To be born in an environment in which one is legally designated subhuman is a defining experience. Constant assertions that one is less deserving of basic human and civil rights can become deeply ingrained, dominating one’s self-image and blocking the will to pursue ambitious goals or express one’s true identity. I have frequently been told by whites that Blacks have “a chip on their shoulder.” They often say this as if it is ridiculous to have been marked deeply by the violation of one’s human dignity and rights. It is true that ideally we should not permit even the most heinous circumstances to mar permanently the course of our thinking and our lives, but we should not forget that such an ideal is more a desirable goal than an easy accomplishment. Living one’s life during and after the violation of one’s humanity is a test and task that any would find challenging, and it can be, at the least, an arduous lifelong pursuit.
Although I did not by any means witness firsthand the worst of what my parents and the rest of my family experienced in Grapeland, I was certainly made aware that being Black enclosed me in a web of stereotypes, which I would not likely escape. I had no thought that I would be exempt from the treatment my parents recounted from their past. To avoid being overtaken by the circumstances I had inherited, I had to imagine the world as a far more interesting and logical place, much as one might stubbornly build a castle in the sand, knowing that it will be washed away. But I never expected my imagined castles to replace permanently the reality of rural East Texas in the ’40s and ’50s.

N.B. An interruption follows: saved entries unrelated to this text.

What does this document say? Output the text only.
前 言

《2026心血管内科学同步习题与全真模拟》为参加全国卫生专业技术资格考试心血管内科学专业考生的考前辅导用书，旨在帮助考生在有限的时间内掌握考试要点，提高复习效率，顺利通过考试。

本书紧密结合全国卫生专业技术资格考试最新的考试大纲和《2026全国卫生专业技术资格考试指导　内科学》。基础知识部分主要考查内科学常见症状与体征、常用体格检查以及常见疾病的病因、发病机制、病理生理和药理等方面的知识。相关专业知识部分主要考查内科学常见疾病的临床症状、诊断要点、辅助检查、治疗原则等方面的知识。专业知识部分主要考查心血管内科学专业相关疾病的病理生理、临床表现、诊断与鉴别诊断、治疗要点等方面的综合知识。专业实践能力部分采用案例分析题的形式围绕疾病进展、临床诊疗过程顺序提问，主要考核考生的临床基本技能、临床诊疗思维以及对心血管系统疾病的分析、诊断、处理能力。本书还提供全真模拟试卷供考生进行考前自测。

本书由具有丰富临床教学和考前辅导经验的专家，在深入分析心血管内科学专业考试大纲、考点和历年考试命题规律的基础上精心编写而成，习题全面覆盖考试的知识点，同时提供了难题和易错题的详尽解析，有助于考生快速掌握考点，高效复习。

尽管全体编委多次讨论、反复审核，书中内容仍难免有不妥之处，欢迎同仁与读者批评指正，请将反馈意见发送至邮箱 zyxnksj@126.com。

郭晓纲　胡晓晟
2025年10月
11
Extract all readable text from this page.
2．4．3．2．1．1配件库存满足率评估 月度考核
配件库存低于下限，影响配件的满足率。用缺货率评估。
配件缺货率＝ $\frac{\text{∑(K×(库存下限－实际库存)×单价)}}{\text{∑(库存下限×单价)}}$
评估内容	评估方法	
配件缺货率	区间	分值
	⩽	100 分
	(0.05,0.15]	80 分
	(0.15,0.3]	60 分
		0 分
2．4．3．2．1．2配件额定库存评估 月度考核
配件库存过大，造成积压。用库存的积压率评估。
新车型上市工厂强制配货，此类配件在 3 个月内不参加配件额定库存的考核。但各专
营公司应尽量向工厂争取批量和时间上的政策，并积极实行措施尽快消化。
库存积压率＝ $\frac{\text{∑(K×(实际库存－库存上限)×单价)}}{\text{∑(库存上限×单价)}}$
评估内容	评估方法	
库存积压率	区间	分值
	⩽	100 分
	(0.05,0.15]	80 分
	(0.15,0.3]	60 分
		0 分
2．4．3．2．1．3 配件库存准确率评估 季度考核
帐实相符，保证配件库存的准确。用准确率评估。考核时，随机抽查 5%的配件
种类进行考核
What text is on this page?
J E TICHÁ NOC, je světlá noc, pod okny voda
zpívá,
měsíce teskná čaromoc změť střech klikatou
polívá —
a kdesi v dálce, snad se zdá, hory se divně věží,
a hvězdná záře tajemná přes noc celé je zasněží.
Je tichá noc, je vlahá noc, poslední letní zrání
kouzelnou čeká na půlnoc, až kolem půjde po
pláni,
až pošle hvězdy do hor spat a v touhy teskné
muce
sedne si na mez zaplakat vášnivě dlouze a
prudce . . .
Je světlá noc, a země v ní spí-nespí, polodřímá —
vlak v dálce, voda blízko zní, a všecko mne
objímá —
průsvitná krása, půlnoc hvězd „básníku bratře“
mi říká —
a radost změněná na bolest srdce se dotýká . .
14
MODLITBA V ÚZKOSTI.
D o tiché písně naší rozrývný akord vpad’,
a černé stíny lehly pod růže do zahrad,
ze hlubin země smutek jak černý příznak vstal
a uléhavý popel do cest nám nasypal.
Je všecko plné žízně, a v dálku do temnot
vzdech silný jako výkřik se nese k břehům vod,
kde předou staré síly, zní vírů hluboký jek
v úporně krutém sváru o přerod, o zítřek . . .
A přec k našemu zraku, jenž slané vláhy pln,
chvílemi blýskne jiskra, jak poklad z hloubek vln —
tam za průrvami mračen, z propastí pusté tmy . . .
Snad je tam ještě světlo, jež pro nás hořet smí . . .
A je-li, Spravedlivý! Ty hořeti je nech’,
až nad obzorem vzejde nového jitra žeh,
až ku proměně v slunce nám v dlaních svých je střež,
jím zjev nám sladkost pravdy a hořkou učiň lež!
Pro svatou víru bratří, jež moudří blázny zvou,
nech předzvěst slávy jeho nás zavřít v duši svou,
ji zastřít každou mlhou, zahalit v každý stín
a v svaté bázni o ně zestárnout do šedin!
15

Today, I own the land that my mother inherited from her mother. Once married, Mama never again lived on this land; she followed the moves and inhabited the homes dictated by my father’s employment. Though undeveloped, this land is worth my owning because it represents the strivings of the Campbells and Stubblefields and the deep and willful connections that Mama and Daddy made to each other and the region. I return to the red clay roads and sandy fields of Daly as often as I can to remind myself what I learned there: the need to stretch beyond the boundaries imposed upon me as a child. I return to marvel at how my interest in far different worlds was kindled as I wandered barefoot through the field and meadows. I return to contemplate what my grandparents Emma and Richard, and my mother and father must have endured to keep us safe and to instill in us a sense of self-worth in the face of colossal barriers to pride and accomplishment. And so, I hold on to this land because “up home” is a journey I will always make and “down home” is a feeling I will always relish.